To stay safe on a rural road, it’s vital to use not only the information given by signs and road markings, but also to do your own detective work to anticipate potential hazards on the road ahead, says GEM.
GEM chief executive Neil Worth commented: “Driving in the countryside is usually a great pleasure, with good views, quiet roads and a variety of interesting terrain. But country roads are used by many different people and vehicles, so it’s vital to look for the clues – some obvious, others less so – as to what might be round the next bend.
“That’s why we’re urging drivers to expect the unexpected and to make sure they always have time and space to stop safely if necessary.
“What’s round the corner on a rural road with restricted visibility? It could be another car or a motorcycle coming towards you too fast, a group of cyclists on a ride out, sheep or cattle crossing the road, a horse and rider, a wild animal, a slow-moving farm tractor…
“Until you have perfect sight of what’s ahead, you need to be ready to anticipate what could be there. By adjusting your speed and position accordingly, you’re doing your bit to keep yourself and the other road users safe.”

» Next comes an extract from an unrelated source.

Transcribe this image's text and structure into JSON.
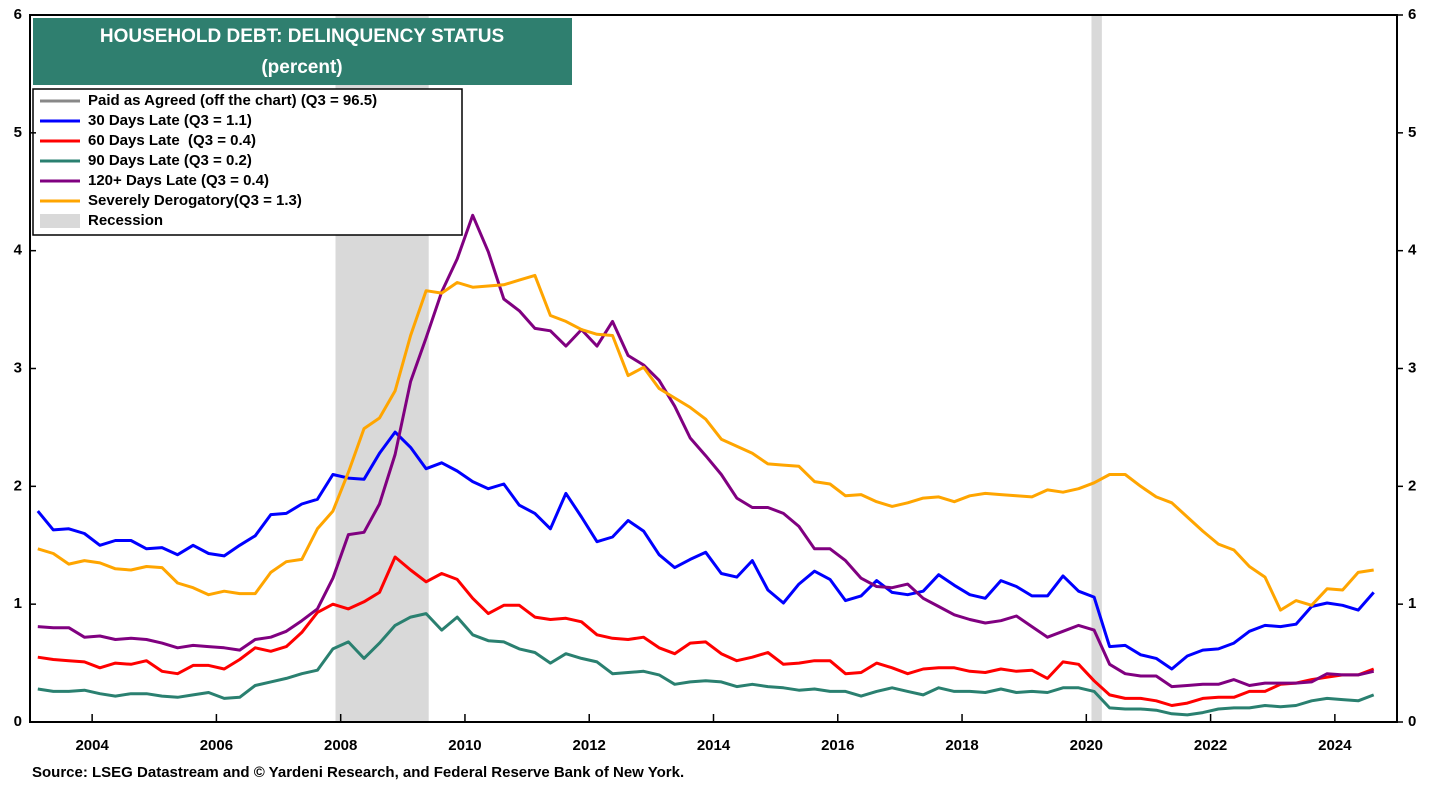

Simple detective work can often provide useful information about what may be on the road ahead. Here are some examples:
If you see mud on the road, expect to meet tractors or other slow-moving farm vehicles.
If you smell (or see) fresh-cut grass, look out for the mowing vehicle round the next bend.
The sight or smell of horse manure tells you that horses and riders are close by.
If there are wheelie bins at the end of driveways, then watch out for the bin lorry.
GEM has prepared a selection of five simple driver tips to help improve rural road safety:
What are the signs telling you?
Make sure you use any existing signage to help you. Usual signs include a series of white chevron signs on a black background, indicating a sharp bend. Slow down, even if the posted speed limit is 30 mph.
Room for two?
The narrowness of country lanes means that passing places are sometimes provided into embankments or verges. Be prepared to reverse into these if necessary.
Stay safe by never exceeding the signed limit. Country lanes are often used as a short cut or an escape from congested main roads. Using them may actually be a longer way round to your destination leading you to be in a hurry. Slow down.
Country lanes may be in a poor state of repair. At any sign of this be ready for pot-holes and other broken surfaces that can seriously damage your vehicle.
Give horse riders a very slow and wide berth and keep your distance until it becomes safe to pull past.